Après des vocalises paroxystiques, voix et piano nous enveloppent dans une bulle de douce chaleur. Place au « Devil Rabbit ». Bruitages sur voix enregistrée : « The number you have dialed has been changed ». Moussay envoie des lignes de basse énormes, ponctuées par un métronome auquel il ajoute des nappes de sons. Et revient la comptine. Il y a quelque chose du Monty Python Flying Circus dans cette musique, du « Ministry of Silly Walks ». Ambiances lourdes et légères se succèdent.
« Le terrier ». « Encore une histoire de lapin et ce n’est pas fait exprès » explique Claudia. On s’y sent vraiment au chaud, comme chez soi, dans ce terrier. Moussay joue du cymbalum avec les cordes du piano. Tous deux s’amusent à décomposer et s’échanger les sons sans les achever. Elle, aiguë, sur le fil du rasoir. Lui, tantôt pesant, tantôt léger et piquant. Pour finir : un standard, « In Walked Bud » de Monk (dans la version chantée de John Hendricks). Moussay, au piano, est grave et percussif - monkien à souhait. Claudia Solal nous rappelle qu’elle peut aussi interpréter le jazz à la perfection.

  • La théorie du chaos
    Claudia Solal/Médéric Collignon/Lê Duy Xuân.

Deux femmes, un homme, trois voix, une infinité de possibilités.

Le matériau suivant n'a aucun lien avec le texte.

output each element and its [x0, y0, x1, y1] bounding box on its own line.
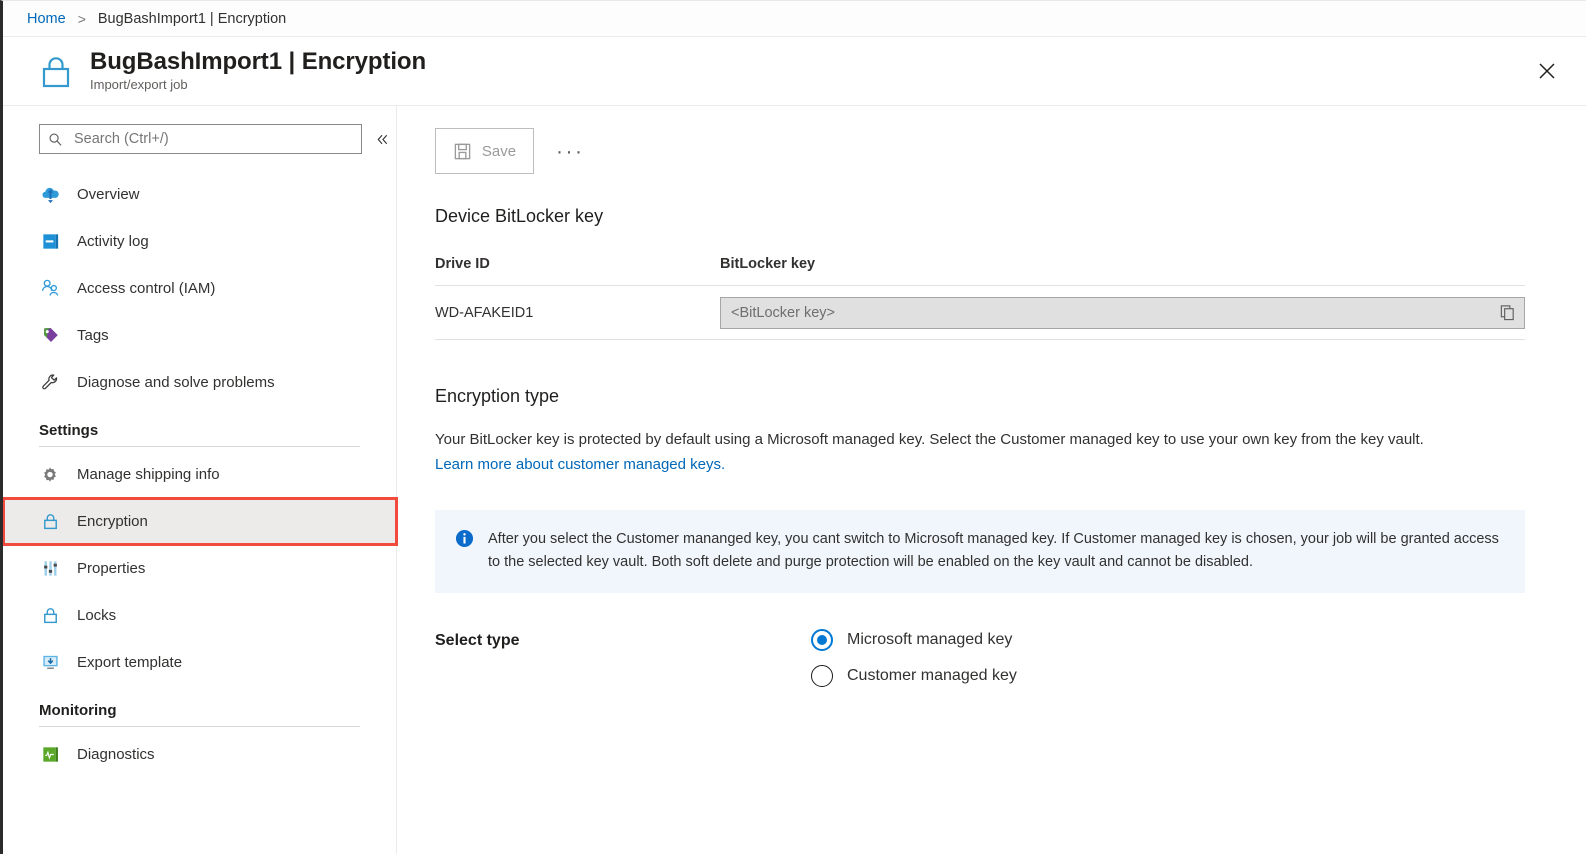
- save-disk-icon: [453, 142, 472, 161]
- sidebar-item-properties[interactable]: Properties: [3, 545, 396, 592]
- radio-mark: [811, 665, 833, 687]
- breadcrumb-home-link[interactable]: Home: [27, 11, 66, 27]
- search-box[interactable]: [39, 124, 362, 154]
- sidebar-item-diagnostics[interactable]: Diagnostics: [3, 731, 396, 778]
- encryption-type-description: Your BitLocker key is protected by defau…: [435, 429, 1515, 451]
- wrench-icon: [39, 372, 61, 394]
- sidebar-item-manage-shipping-info[interactable]: Manage shipping info: [3, 451, 396, 498]
- divider: [39, 446, 360, 447]
- command-bar: Save ···: [435, 128, 1586, 174]
- info-icon: [455, 528, 474, 574]
- table-header-cell-drive-id: Drive ID: [435, 255, 720, 273]
- sidebar-item-activity-log[interactable]: Activity log: [3, 218, 396, 265]
- breadcrumb-current: BugBashImport1 | Encryption: [98, 11, 286, 27]
- radio-customer-managed-key[interactable]: Customer managed key: [811, 665, 1017, 687]
- bitlocker-key-placeholder: <BitLocker key>: [731, 305, 1493, 321]
- radio-label: Microsoft managed key: [847, 631, 1012, 649]
- lock-icon: [36, 51, 76, 91]
- select-type-row: Select type Microsoft managed key Custom…: [435, 629, 1586, 687]
- people-icon: [39, 278, 61, 300]
- blade-body: Overview Activity log: [3, 106, 1586, 854]
- tag-icon: [39, 325, 61, 347]
- sidebar-item-label: Locks: [77, 607, 116, 624]
- double-chevron-left-icon[interactable]: [368, 125, 396, 153]
- sidebar-item-access-control[interactable]: Access control (IAM): [3, 265, 396, 312]
- more-commands-button[interactable]: ···: [548, 135, 592, 168]
- sidebar-item-tags[interactable]: Tags: [3, 312, 396, 359]
- lock-icon: [39, 511, 61, 533]
- table-row: WD-AFAKEID1 <BitLocker key>: [435, 286, 1525, 340]
- cloud-upload-icon: [39, 184, 61, 206]
- sidebar-group-settings: Settings: [3, 422, 396, 447]
- copy-icon[interactable]: [1493, 304, 1516, 321]
- main-content: Save ··· Device BitLocker key Drive ID B…: [397, 106, 1586, 854]
- lock-icon: [39, 605, 61, 627]
- diagnostics-icon: [39, 744, 61, 766]
- sidebar-item-label: Tags: [77, 327, 109, 344]
- table-header-cell-bitlocker-key: BitLocker key: [720, 255, 1525, 273]
- sidebar-group-title: Monitoring: [39, 702, 360, 719]
- radio-mark: [811, 629, 833, 651]
- sidebar-group-monitoring: Monitoring: [3, 702, 396, 727]
- gear-icon: [39, 464, 61, 486]
- sidebar-item-label: Diagnose and solve problems: [77, 374, 275, 391]
- bitlocker-key-table: Drive ID BitLocker key WD-AFAKEID1 <BitL…: [435, 255, 1525, 340]
- sidebar-item-label: Export template: [77, 654, 182, 671]
- sidebar-item-label: Diagnostics: [77, 746, 155, 763]
- activity-log-icon: [39, 231, 61, 253]
- save-button-label: Save: [482, 143, 516, 160]
- column-label: BitLocker key: [720, 256, 815, 272]
- sidebar-item-label: Manage shipping info: [77, 466, 220, 483]
- cell-drive-id: WD-AFAKEID1: [435, 305, 720, 321]
- column-label: Drive ID: [435, 256, 490, 272]
- sidebar-item-label: Properties: [77, 560, 145, 577]
- search-icon: [48, 132, 63, 147]
- close-icon[interactable]: [1532, 56, 1562, 86]
- export-template-icon: [39, 652, 61, 674]
- radio-label: Customer managed key: [847, 667, 1017, 685]
- breadcrumb-separator: >: [78, 11, 86, 27]
- sidebar-item-label: Overview: [77, 186, 140, 203]
- cell-bitlocker-key: <BitLocker key>: [720, 297, 1525, 329]
- sidebar-item-export-template[interactable]: Export template: [3, 639, 396, 686]
- radio-microsoft-managed-key[interactable]: Microsoft managed key: [811, 629, 1017, 651]
- sidebar-item-encryption[interactable]: Encryption: [3, 498, 397, 545]
- device-bitlocker-key-heading: Device BitLocker key: [435, 206, 1586, 227]
- sidebar-item-label: Activity log: [77, 233, 149, 250]
- encryption-type-radio-group: Microsoft managed key Customer managed k…: [811, 629, 1017, 687]
- blade-title-bar: BugBashImport1 | Encryption Import/expor…: [3, 37, 1586, 106]
- sidebar-item-diagnose[interactable]: Diagnose and solve problems: [3, 359, 396, 406]
- bitlocker-key-field[interactable]: <BitLocker key>: [720, 297, 1525, 329]
- page-title: BugBashImport1 | Encryption: [90, 49, 426, 75]
- table-header-row: Drive ID BitLocker key: [435, 255, 1525, 286]
- sidebar-item-locks[interactable]: Locks: [3, 592, 396, 639]
- search-input[interactable]: [72, 130, 353, 148]
- title-text-group: BugBashImport1 | Encryption Import/expor…: [90, 49, 426, 92]
- breadcrumb: Home > BugBashImport1 | Encryption: [3, 1, 1586, 37]
- sidebar-search-row: [3, 124, 396, 154]
- sidebar-group-title: Settings: [39, 422, 360, 439]
- sidebar-item-label: Encryption: [77, 513, 148, 530]
- select-type-label: Select type: [435, 629, 811, 650]
- save-button[interactable]: Save: [435, 128, 534, 174]
- divider: [39, 726, 360, 727]
- learn-more-link[interactable]: Learn more about customer managed keys.: [435, 456, 725, 473]
- azure-portal-blade: Home > BugBashImport1 | Encryption BugBa…: [0, 0, 1586, 854]
- sidebar-item-label: Access control (IAM): [77, 280, 215, 297]
- page-subtitle: Import/export job: [90, 78, 426, 92]
- info-banner-text: After you select the Customer mananged k…: [488, 528, 1503, 574]
- blade-sidebar: Overview Activity log: [3, 106, 397, 854]
- sliders-icon: [39, 558, 61, 580]
- sidebar-item-overview[interactable]: Overview: [3, 171, 396, 218]
- info-banner: After you select the Customer mananged k…: [435, 510, 1525, 593]
- encryption-type-heading: Encryption type: [435, 386, 1586, 407]
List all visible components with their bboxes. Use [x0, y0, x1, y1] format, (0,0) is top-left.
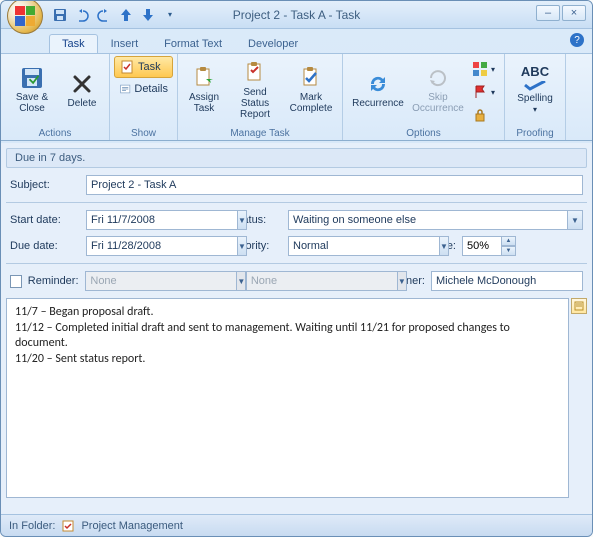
folder-name[interactable]: Project Management	[81, 520, 183, 532]
previous-item-icon[interactable]	[117, 6, 135, 24]
save-and-close-label: Save & Close	[8, 92, 56, 114]
reminder-label: Reminder:	[28, 275, 80, 287]
abc-icon: ABC	[521, 65, 549, 79]
status-bar: In Folder: Project Management	[1, 514, 592, 536]
check-icon	[521, 81, 549, 91]
status-select[interactable]: ▼	[288, 210, 583, 230]
task-icon	[119, 59, 135, 75]
group-options-label: Options	[343, 128, 504, 139]
tab-insert[interactable]: Insert	[98, 34, 152, 53]
delete-button[interactable]: Delete	[59, 56, 105, 124]
disk-icon	[20, 66, 44, 90]
start-date-input[interactable]: ▼	[86, 210, 206, 230]
delete-icon	[70, 72, 94, 96]
group-manage-label: Manage Task	[178, 128, 342, 139]
form-body: Due in 7 days. Subject: Start date: ▼ St…	[1, 143, 592, 514]
group-proofing-label: Proofing	[505, 128, 565, 139]
categorize-button[interactable]: ▾	[467, 58, 500, 80]
app-window: ▾ Project 2 - Task A - Task – × Task Ins…	[0, 0, 593, 537]
reminder-time-input: ▼	[246, 271, 356, 291]
chevron-down-icon[interactable]: ▼	[567, 210, 583, 230]
info-bar: Due in 7 days.	[6, 148, 587, 168]
subject-label: Subject:	[10, 179, 80, 191]
skip-occurrence-button: Skip Occurrence	[409, 56, 467, 124]
spin-down-icon[interactable]: ▼	[502, 246, 516, 256]
assign-icon	[192, 66, 216, 90]
quick-access-toolbar: ▾	[51, 6, 179, 24]
help-icon[interactable]: ?	[570, 33, 584, 47]
start-date-label: Start date:	[10, 214, 80, 226]
follow-up-button[interactable]: ▾	[467, 81, 500, 103]
spelling-button[interactable]: ABC Spelling▾	[509, 56, 561, 124]
chevron-down-icon[interactable]: ▼	[237, 236, 247, 256]
lock-icon	[472, 107, 488, 123]
chevron-down-icon: ▼	[397, 271, 407, 291]
office-button[interactable]	[7, 0, 43, 34]
notes-options-icon[interactable]	[571, 298, 587, 314]
group-show-label: Show	[110, 128, 177, 139]
priority-select[interactable]: ▼	[288, 236, 378, 256]
show-task-button[interactable]: Task	[114, 56, 173, 78]
flag-icon	[472, 84, 488, 100]
show-details-button[interactable]: Details	[114, 78, 173, 100]
ribbon-tabs: Task Insert Format Text Developer ?	[1, 29, 592, 53]
delete-label: Delete	[68, 98, 97, 109]
due-date-input[interactable]: ▼	[86, 236, 206, 256]
categorize-icon	[472, 61, 488, 77]
skip-icon	[426, 66, 450, 90]
recurrence-button[interactable]: Recurrence	[347, 56, 409, 124]
percent-complete-input[interactable]: ▲▼	[462, 236, 516, 256]
undo-icon[interactable]	[73, 6, 91, 24]
tab-task[interactable]: Task	[49, 34, 98, 53]
group-actions-label: Actions	[1, 128, 109, 139]
status-report-icon	[243, 61, 267, 85]
minimize-button[interactable]: –	[536, 5, 560, 21]
private-button[interactable]	[467, 104, 500, 126]
subject-input[interactable]	[86, 175, 583, 195]
chevron-down-icon: ▼	[236, 271, 246, 291]
chevron-down-icon[interactable]: ▼	[439, 236, 449, 256]
office-logo-icon	[15, 6, 35, 26]
complete-icon	[299, 66, 323, 90]
tab-format-text[interactable]: Format Text	[151, 34, 235, 53]
notes-textarea[interactable]: 11/7 – Began proposal draft. 11/12 – Com…	[6, 298, 569, 498]
mark-complete-button[interactable]: Mark Complete	[284, 56, 338, 124]
tab-developer[interactable]: Developer	[235, 34, 311, 53]
ribbon: Save & Close Delete Actions Task Details…	[1, 53, 592, 141]
qat-customize-icon[interactable]: ▾	[161, 6, 179, 24]
in-folder-label: In Folder:	[9, 520, 55, 532]
owner-field	[431, 271, 583, 291]
recurrence-icon	[366, 72, 390, 96]
redo-icon[interactable]	[95, 6, 113, 24]
assign-task-button[interactable]: Assign Task	[182, 56, 226, 124]
save-icon[interactable]	[51, 6, 69, 24]
reminder-date-input: ▼	[85, 271, 205, 291]
spin-up-icon[interactable]: ▲	[502, 236, 516, 246]
save-and-close-button[interactable]: Save & Close	[5, 56, 59, 124]
due-date-label: Due date:	[10, 240, 80, 252]
details-icon	[119, 81, 131, 97]
reminder-checkbox[interactable]	[10, 275, 22, 288]
send-status-report-button[interactable]: Send Status Report	[226, 56, 284, 124]
next-item-icon[interactable]	[139, 6, 157, 24]
chevron-down-icon[interactable]: ▼	[237, 210, 247, 230]
task-folder-icon	[61, 519, 75, 533]
close-button[interactable]: ×	[562, 5, 586, 21]
titlebar: ▾ Project 2 - Task A - Task – ×	[1, 1, 592, 29]
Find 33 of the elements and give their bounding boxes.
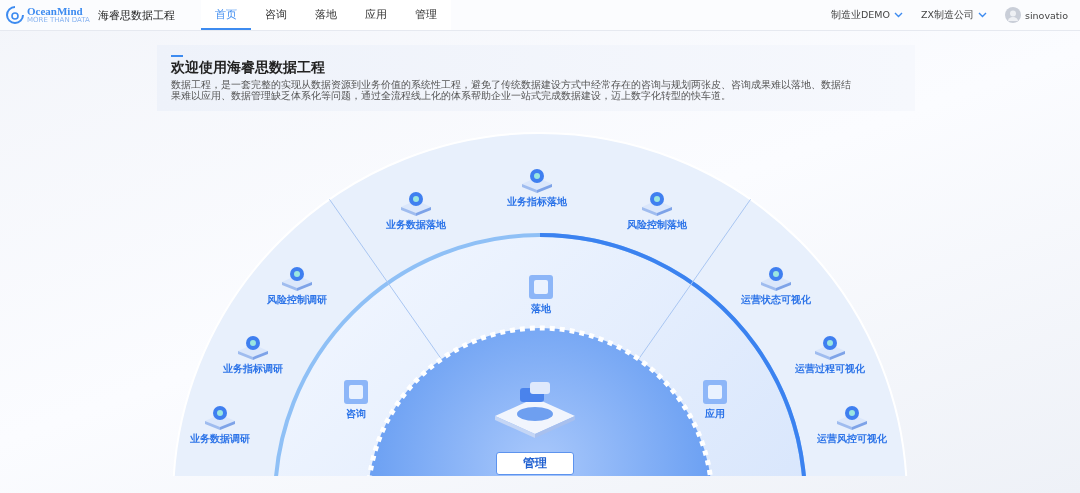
- wave-logo-icon: [6, 6, 24, 24]
- module-label[interactable]: 业务指标落地: [507, 195, 567, 209]
- module-label[interactable]: 运营状态可视化: [741, 293, 811, 307]
- nav-tab[interactable]: 首页: [200, 0, 251, 30]
- tile-icon: [343, 379, 369, 405]
- module-label[interactable]: 运营过程可视化: [795, 362, 865, 376]
- avatar-icon[interactable]: [1004, 7, 1021, 23]
- welcome-description: 数据工程，是一套完整的实现从数据资源到业务价值的系统性工程，避免了传统数据建设方式中经常存在的咨询与规划两张皮、咨询成果难以落地、数据结果难以应用、数据管理缺乏体系化等问题，通过全流程线上化的体系帮助企业一站式完成数据建设，迈上数字化转型的快车道。: [171, 79, 851, 101]
- accent-bar: [171, 55, 183, 57]
- app-title: 海睿思数据工程: [97, 7, 175, 23]
- module-label[interactable]: 风险控制落地: [627, 218, 687, 232]
- manage-button[interactable]: 管理: [496, 452, 574, 475]
- module-label[interactable]: 风险控制调研: [267, 293, 327, 307]
- tile-icon: [702, 379, 728, 405]
- nav-tab[interactable]: 落地: [300, 0, 351, 30]
- stage-label[interactable]: 应用: [705, 407, 725, 421]
- company-dropdown[interactable]: ZX制造公司: [920, 8, 987, 22]
- org-dropdown[interactable]: 制造业DEMO: [830, 8, 903, 22]
- module-label[interactable]: 业务数据调研: [190, 432, 250, 446]
- tile-icon: [528, 274, 554, 300]
- stage-label[interactable]: 咨询: [346, 407, 366, 421]
- nav-tab[interactable]: 咨询: [250, 0, 301, 30]
- logo-name: OceanMind: [27, 6, 84, 17]
- module-label[interactable]: 业务数据落地: [386, 218, 446, 232]
- welcome-title: 欢迎使用海睿思数据工程: [171, 59, 326, 77]
- module-label[interactable]: 业务指标调研: [223, 362, 283, 376]
- module-label[interactable]: 运营风控可视化: [817, 432, 887, 446]
- nav-tab[interactable]: 管理: [400, 0, 451, 30]
- chevron-down-icon: [893, 12, 903, 18]
- stage-label[interactable]: 落地: [531, 302, 551, 316]
- user-name: sinovatio: [1024, 9, 1068, 21]
- nav-tab[interactable]: 应用: [350, 0, 401, 30]
- chevron-down-icon: [977, 12, 987, 18]
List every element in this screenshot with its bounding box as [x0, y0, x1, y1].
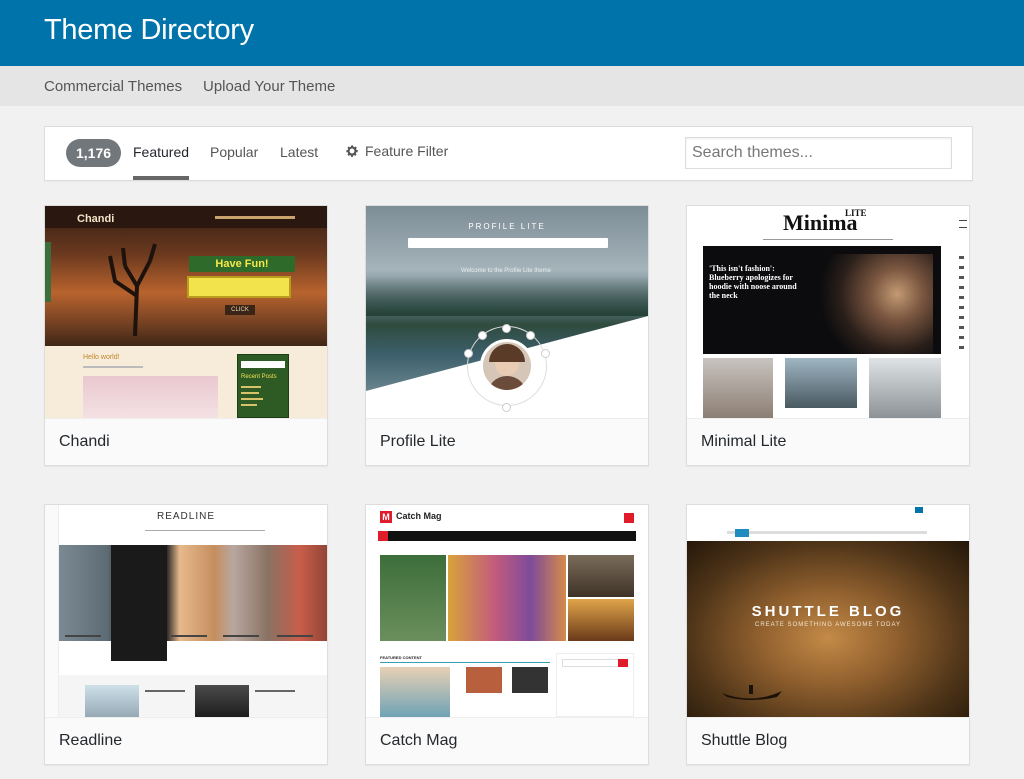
- theme-logo: PROFILE LITE: [468, 222, 546, 231]
- theme-screenshot: Minima LITE 'This isn't fashion': Bluebe…: [687, 206, 969, 418]
- tagline: Welcome to the Profile Lite theme: [461, 268, 551, 274]
- nav-commercial-themes[interactable]: Commercial Themes: [44, 78, 182, 95]
- theme-logo: Catch Mag: [396, 511, 442, 521]
- joshua-tree-illustration: [108, 243, 157, 336]
- banner-text: Have Fun!: [189, 256, 295, 272]
- theme-screenshot: PROFILE LITE Welcome to the Profile Lite…: [366, 206, 648, 418]
- theme-card-readline[interactable]: READLINE Readline: [44, 504, 328, 765]
- search-themes-input[interactable]: [685, 137, 952, 169]
- theme-name[interactable]: Profile Lite: [366, 418, 648, 465]
- site-header: Theme Directory: [0, 0, 1024, 66]
- headline: 'This isn't fashion': Blueberry apologiz…: [709, 264, 797, 300]
- theme-logo: SHUTTLE BLOG: [751, 603, 905, 620]
- theme-card-shuttle-blog[interactable]: SHUTTLE BLOG CREATE SOMETHING AWESOME TO…: [686, 504, 970, 765]
- theme-name[interactable]: Chandi: [45, 418, 327, 465]
- theme-name[interactable]: Shuttle Blog: [687, 717, 969, 764]
- logo-superscript: LITE: [845, 208, 867, 218]
- feature-filter-button[interactable]: Feature Filter: [345, 143, 448, 159]
- feature-filter-label: Feature Filter: [365, 143, 449, 159]
- tagline: CREATE SOMETHING AWESOME TODAY: [754, 622, 901, 628]
- theme-card-catch-mag[interactable]: M Catch Mag FEATURED CONTENT Catch Mag: [365, 504, 649, 765]
- gear-icon: [346, 145, 358, 157]
- avatar: [480, 339, 534, 393]
- widget-title: Recent Posts: [241, 374, 277, 380]
- tab-latest[interactable]: Latest: [280, 144, 318, 160]
- nav-upload-theme[interactable]: Upload Your Theme: [203, 78, 335, 95]
- cta-button: CLICK: [225, 305, 255, 315]
- sub-navigation: Commercial Themes Upload Your Theme: [0, 66, 1024, 106]
- page-title: Theme Directory: [44, 14, 254, 46]
- theme-filter-bar: 1,176 Featured Popular Latest Feature Fi…: [44, 126, 973, 181]
- theme-logo: Chandi: [77, 213, 115, 225]
- tab-popular[interactable]: Popular: [210, 144, 258, 160]
- theme-card-profile-lite[interactable]: PROFILE LITE Welcome to the Profile Lite…: [365, 205, 649, 466]
- theme-count-badge: 1,176: [66, 139, 122, 167]
- boat-illustration: [722, 685, 782, 700]
- theme-name[interactable]: Minimal Lite: [687, 418, 969, 465]
- logo-mark: M: [380, 511, 392, 523]
- theme-card-minimal-lite[interactable]: Minima LITE 'This isn't fashion': Bluebe…: [686, 205, 970, 466]
- section-label: FEATURED CONTENT: [380, 655, 422, 660]
- post-title: Hello world!: [83, 354, 120, 361]
- theme-name[interactable]: Catch Mag: [366, 717, 648, 764]
- theme-logo: READLINE: [156, 511, 215, 522]
- theme-screenshot: M Catch Mag FEATURED CONTENT: [366, 505, 648, 717]
- theme-screenshot: SHUTTLE BLOG CREATE SOMETHING AWESOME TO…: [687, 505, 969, 717]
- theme-screenshot: Chandi Have Fun! CLICK Hello world! Rece…: [45, 206, 327, 418]
- theme-screenshot: READLINE: [45, 505, 327, 717]
- theme-name[interactable]: Readline: [45, 717, 327, 764]
- theme-card-chandi[interactable]: Chandi Have Fun! CLICK Hello world! Rece…: [44, 205, 328, 466]
- tab-featured[interactable]: Featured: [133, 144, 190, 180]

Difficile de définir ce qui se passe. Ça vocalise à tout va, chacun dans son style. Collignon, loufoque, héritier fou des Double Six, Solal très visuelle, Lê Duy Xuân plus discrète mais non moins présente.

Médéric Collignon © H. Collon/Vues sur Scènes

Médéric Collignon émet des bruits de cartoons. (D’ailleurs, c’est un personnage de cartoon… Les deux femmes ponctuent. Tous trois semblent se chercher mais se trouvent toujours. Lê Duy Xuân possède une technique vocale héritée du chant chinois. Ça peut sonner comme du chant grégorien ou comme les voix bulgares, mais chaque fois Collignon vient tout bouleverser avec ses bruitages animaux (les jeunes femmes, elles font plutôt les souris). Avec une technique vocale d’adultes, ils s’amusent comme des gosses. Quoique certains soupirs ne soient pas à pour les enfants…

C’est une sorte de conversation mais dans une langue connue d’eux seuls. Des onomatopées très vives se répondent, s’entrechoquent. Ça se met tout à coup à parler en français… mais si vite que l’on n’y comprend rien. D’ailleurs, il n’y a rien à comprendre ici. Juste à ressentir - et pour les sensations fortes on est servis. Collignon imite des instruments de musique, contrairement à ses complices. Claudia Solal (la spécialiste du soupir troublant) ponctue son discours, le relance, sans jamais se laisser distancer. Pour conclure Collignon déclare : « Sinon, on ne comprend pas. Ah non ! » Quelques spectateurs quittent la salle, effrayés par tant de liberté ; Claudia Solal se lance dans un solo suraigu, entre le voile et la déchirure, s’emporte via un discours saccadé. Lê Duy Xuân chante une mélopée grave, que Collignon jalonne de claquements de langue. La musique décolle, devient dansante. Ajoutez un DJ par là-dessus et vous aurez le tube de l’été… C’est de l’abstraction musicale déconnante, et un grand moment de liberté. Et ça fait du bien.